«Por última vez«, relato publicado en la revista VIENTO SUR, en el número 61, mes de abril de 2002, páginas 89-93.
Antonio Crespo, editor de la sección de Literatura, afirmó lo siguiente: «… un relato que avanza atrapando al lector y que se cierra desvelando (¿o sólo desvelando a medias?) la sorpresa o zona de sombra o misterio que, desde el principio, se ha intuido. Porque lo que queda, el eco que retiene el lector, es una serie de preguntas, tal vez sin respuesta y una realidad que, por desgracia, conocemos bien: alguien que intenta llorar todo su dolor y su odio antes que los guardianes del desorden revienten una puerta y se lo lleven a rastras; una historia que sucedió en Seattle, en Génova … ¿Sevilla, Madrid? Y que sucede casi cada día, ante la indiferencia de tantos y siempre, siempre, por última vez».
Por última vez
Recuerdo las botellas de licor apoyadas en el espejo; el reloj de Nito en el gollete de la botella de coñac; en el reflejo, los estragos de mi última borrachera: Tina y yo bailando en un cementerio de botellas al otro lado del espejo. Un poco antes escuché el cierre metálico de la caja registradora donde Tina acababa de cobrar a los mecánicos del garaje.
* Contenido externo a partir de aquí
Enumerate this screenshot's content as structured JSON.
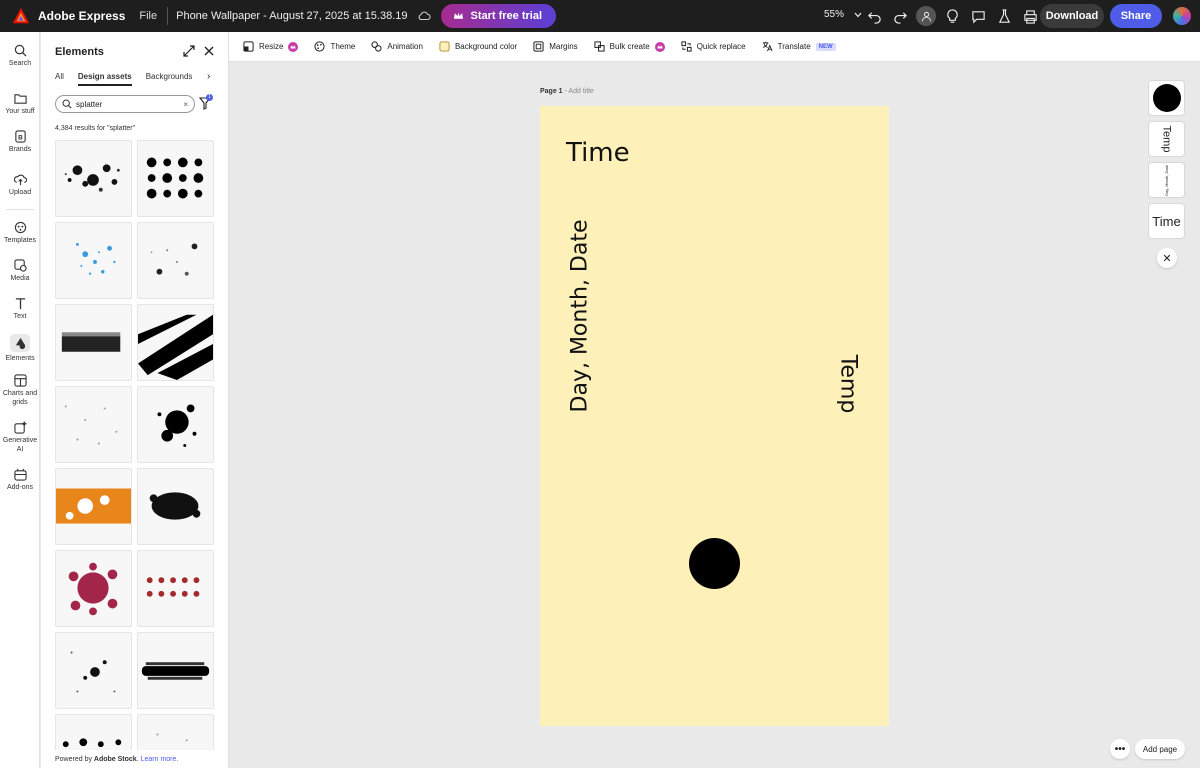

Miré detrás de las botellas y de su melena la mesa recién abandonada; copas de coñac mediadas, ceniza, el mantel rasgado y decorado con obscenidades, arrugado y comido en los bordes. En ese momento entró. Yo me fijé, sobre todo, en la cara de Tina porque de él tan sólo vi su reflejo fugaz en el cristal entre las botellas, también su espalda poco antes de irrumpir en el servicio, su mochila de colores. Nito había notado la confusión del chaval al querer usar el retrete de señoras. En aquel instante no advertí el sonido del pestillo. Pero a nadie le importó esto, menos aún a los policías. Sin embargo, ahora sí puedo recordar nítidamente el ruido del cerrojo, y sobre todo, un silencio largo mientras paladeaba mi coñac.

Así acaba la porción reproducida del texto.